City Park Lake
City Park Lake is located in central Westminster and is an important scenic and recreational feature of 205-acre City Park.
Situated in the west-central area of the park at West 104th Avenue and Sheridan Boulevard, the lake is just east of Big Dry Creek and the Westminster Promenade. Reaching a maximum depth of 14 feet, the 7.2-acre lake supports a variety of aquatic and wetland birds, along with fish such as bass, crappie and trout. Wetlands, along with cottonwoods, willows and grassed grounds, are found along the shores.
A trail takes visitors around the lake’s perimeter and connects with the Big Dry Creek Trail. From the east side of the lake, visitors are treated to a panoramic view of the Westin Hotel and the foothills beyond.
The large landscaped park surrounding the lake holds two public recreation centers, picnic facilities, soccer and softball fields, a disc golf course, a skate park, multi-use areas and the Armed Forces Tribute Garden. Big Dry Creek runs from southwest to northeast just west of the lake, providing a wooded riparian corridor with its own walking and biking trails. The closest access to City Park Lake is gained from a parking lot located north of the soccer fields.
Prior to development of the park, the area where the lake is located consisted of open low-lying ground along Big Dry Creek, bisected by an unnamed wash.
Until the 1980s, the land appears to have been associated with a farmstead located northwest of today’s intersection of West 104th Avenue and Sheridan Boulevard. The fields were likely to have supported crops or were used as pasturage earlier in their history.
In 1982 and 1985, the land for City Park was acquired by the City of Westminster from the Hawn family. City Park Lake was constructed in 1993-1994 as a water feature designed specifically for the park, which was developed at the same time.
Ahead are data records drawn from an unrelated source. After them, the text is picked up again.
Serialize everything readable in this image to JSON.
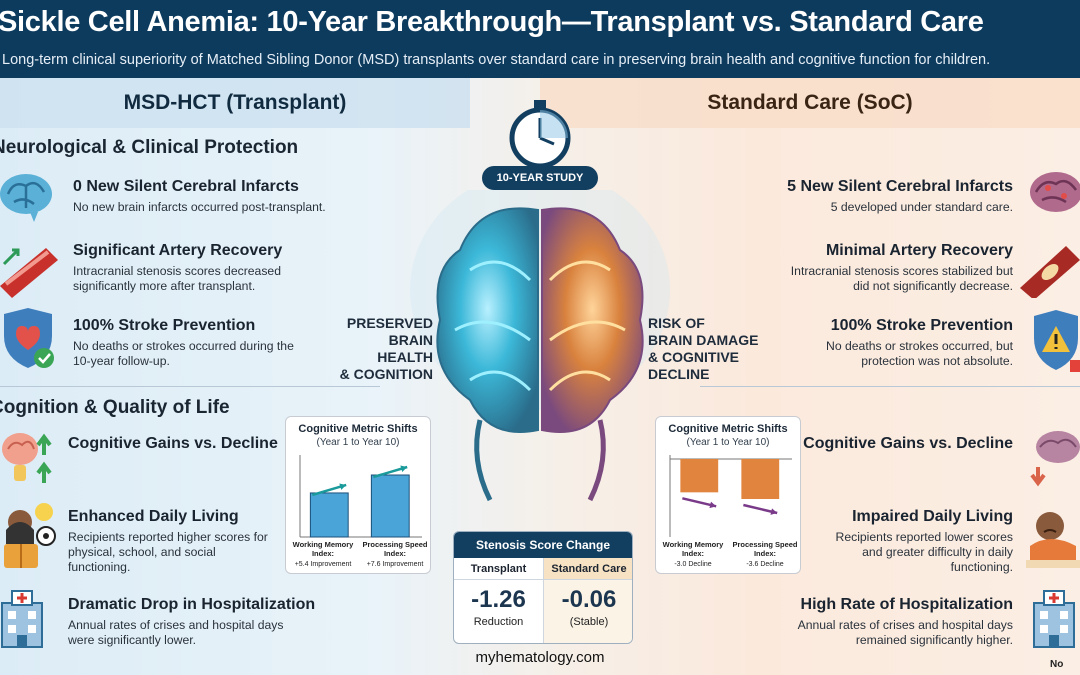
{
  "header": {
    "title": "Sickle Cell Anemia: 10-Year Breakthrough—Transplant vs. Standard Care",
    "subtitle": "Long-term clinical superiority of Matched Sibling Donor (MSD) transplants over standard care in preserving brain health and cognitive function for children."
  },
  "columns": {
    "left_title": "MSD-HCT (Transplant)",
    "right_title": "Standard Care (SoC)"
  },
  "center": {
    "study_badge": "10-YEAR STUDY",
    "left_brain_label": [
      "PRESERVED",
      "BRAIN HEALTH",
      "& COGNITION"
    ],
    "right_brain_label": [
      "RISK OF",
      "BRAIN DAMAGE",
      "& COGNITIVE",
      "DECLINE"
    ]
  },
  "left": {
    "section1_title": "Neurological & Clinical Protection",
    "items1": [
      {
        "heading": "0 New Silent Cerebral Infarcts",
        "text": "No new brain infarcts occurred post-transplant.",
        "icon": "brain-icon"
      },
      {
        "heading": "Significant Artery Recovery",
        "text": "Intracranial stenosis scores decreased significantly more after transplant.",
        "icon": "artery-icon"
      },
      {
        "heading": "100% Stroke Prevention",
        "text": "No deaths or strokes occurred during the 10-year follow-up.",
        "icon": "shield-heart-icon"
      }
    ],
    "section2_title": "Cognition & Quality of Life",
    "items2": [
      {
        "heading": "Cognitive Gains vs. Decline",
        "text": "",
        "icon": "brain-arrows-up-icon"
      },
      {
        "heading": "Enhanced Daily Living",
        "text": "Recipients reported higher scores for physical, school, and social functioning.",
        "icon": "child-reading-icon"
      },
      {
        "heading": "Dramatic Drop in Hospitalization",
        "text": "Annual rates of crises and hospital days were significantly lower.",
        "icon": "hospital-icon"
      }
    ]
  },
  "right": {
    "items1": [
      {
        "heading": "5 New Silent Cerebral Infarcts",
        "text": "5 developed under standard care.",
        "icon": "damaged-brain-icon"
      },
      {
        "heading": "Minimal Artery Recovery",
        "text": "Intracranial stenosis scores stabilized but did not significantly decrease.",
        "icon": "blocked-artery-icon"
      },
      {
        "heading": "100% Stroke Prevention",
        "text": "No deaths or strokes occurred, but protection was not absolute.",
        "icon": "shield-warning-icon"
      }
    ],
    "items2": [
      {
        "heading": "Cognitive Gains vs. Decline",
        "text": "",
        "icon": "brain-arrow-down-icon"
      },
      {
        "heading": "Impaired Daily Living",
        "text": "Recipients reported lower scores and greater difficulty in daily functioning.",
        "icon": "sad-child-icon"
      },
      {
        "heading": "High Rate of Hospitalization",
        "text": "Annual rates of crises and hospital days remained significantly higher.",
        "icon": "hospital-icon"
      }
    ]
  },
  "charts": {
    "transplant": {
      "title": "Cognitive Metric Shifts",
      "subtitle": "(Year 1 to Year 10)",
      "bars": [
        {
          "label": "Working Memory Index:",
          "value_text": "+5.4 Improvement",
          "value": 5.4
        },
        {
          "label": "Processing Speed Index:",
          "value_text": "+7.6 Improvement",
          "value": 7.6
        }
      ]
    },
    "standard": {
      "title": "Cognitive Metric Shifts",
      "subtitle": "(Year 1 to Year 10)",
      "bars": [
        {
          "label": "Working Memory Index:",
          "value_text": "-3.0 Decline",
          "value": -3.0
        },
        {
          "label": "Processing Speed Index:",
          "value_text": "-3.6 Decline",
          "value": -3.6
        }
      ]
    }
  },
  "stenosis": {
    "title": "Stenosis Score Change",
    "transplant_label": "Transplant",
    "standard_label": "Standard Care",
    "transplant_value": "-1.26",
    "transplant_note": "Reduction",
    "standard_value": "-0.06",
    "standard_note": "(Stable)"
  },
  "footer": {
    "url": "myhematology.com",
    "corner": "No"
  },
  "colors": {
    "header_bg": "#0d3b5e",
    "transplant_accent": "#2e8ab8",
    "standard_accent": "#e0803a"
  }
}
In addition to its scenic character and recreational use, the lake serves as a clay-lined retention pond that provides irrigation water for the entire park. Water for the lake used to be drawn from Big Dry Creek. However, it now derives water from a combination of reclaimed city water and stormwater runoff. Overflow runs, as needed, into Big Dry Creek. The lake is aerated to keep it healthy and to support aquatic life.